Anderson states that the camera itself is neat, complete and well-engineered. “The lock-style connections are strong, reliable, industrially accepted connectors,” he adds. “An integrated UV filter mounted in front of the CCD on the camera face eliminates our need to buy and install a separate filter to show true colors.”
“This solution allows us to provide our customers with a system that will have lower total lifecycle costs,” says Anderson. “The total life costs of any system we provide, including downtime and cabling costs, should greatly outweigh the acquisition cost of the camera.”
In addition, the GigE feature let us do away with expensive frame grabber and PC solutions and run the entire system with readily available off-the-shelf components.

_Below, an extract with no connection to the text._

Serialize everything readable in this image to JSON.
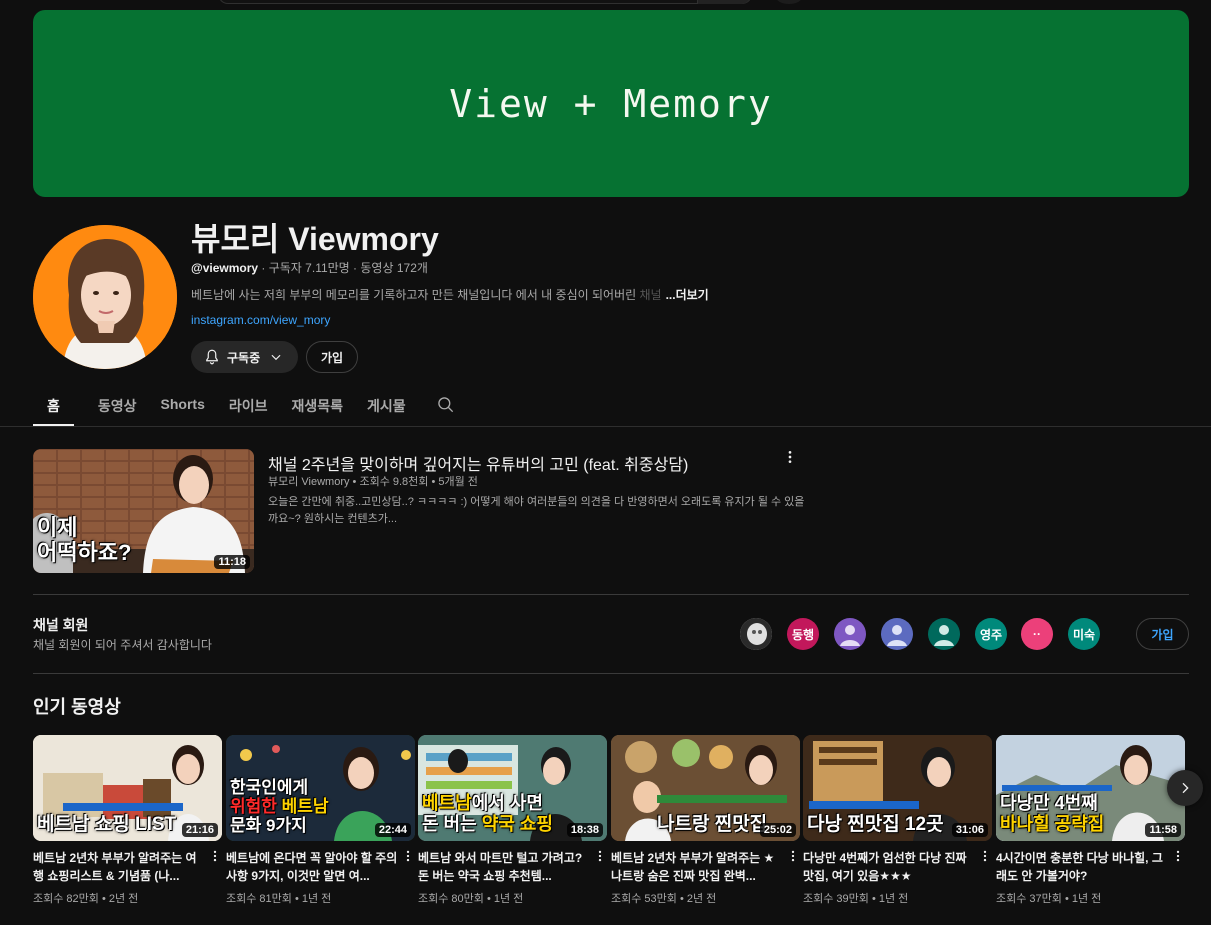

Our company expects this will make more potential users less reluctant to try robotic guidance, because of the reduced complexity.
Figure 2: The first public prototype of the PoGigE application was demonstrated at the 2008 FabTech Show in Las Vegas. Show attendees threw dice onto a craps table, and the robotic dealer located, retrieved and returned them to the shooter.
The first public prototype of the PoGigE camera application took place at the October 2008 FabTech Show in Las Vegas. In our booth, Comau set up a robotic craps dealer. When show attendees threw dice onto a craps table, the robotic dealer would locate the dice, retrieve them and return them to the shooter (Figure 2). The robotic dealer was a huge success throughout the show.
We envision finding applications for this solution in areas that include racking and deracking, wheel load, pallet stacking, random bin picking, wheel opening hemming, AGV guidance, power train engine assembly and part recognition.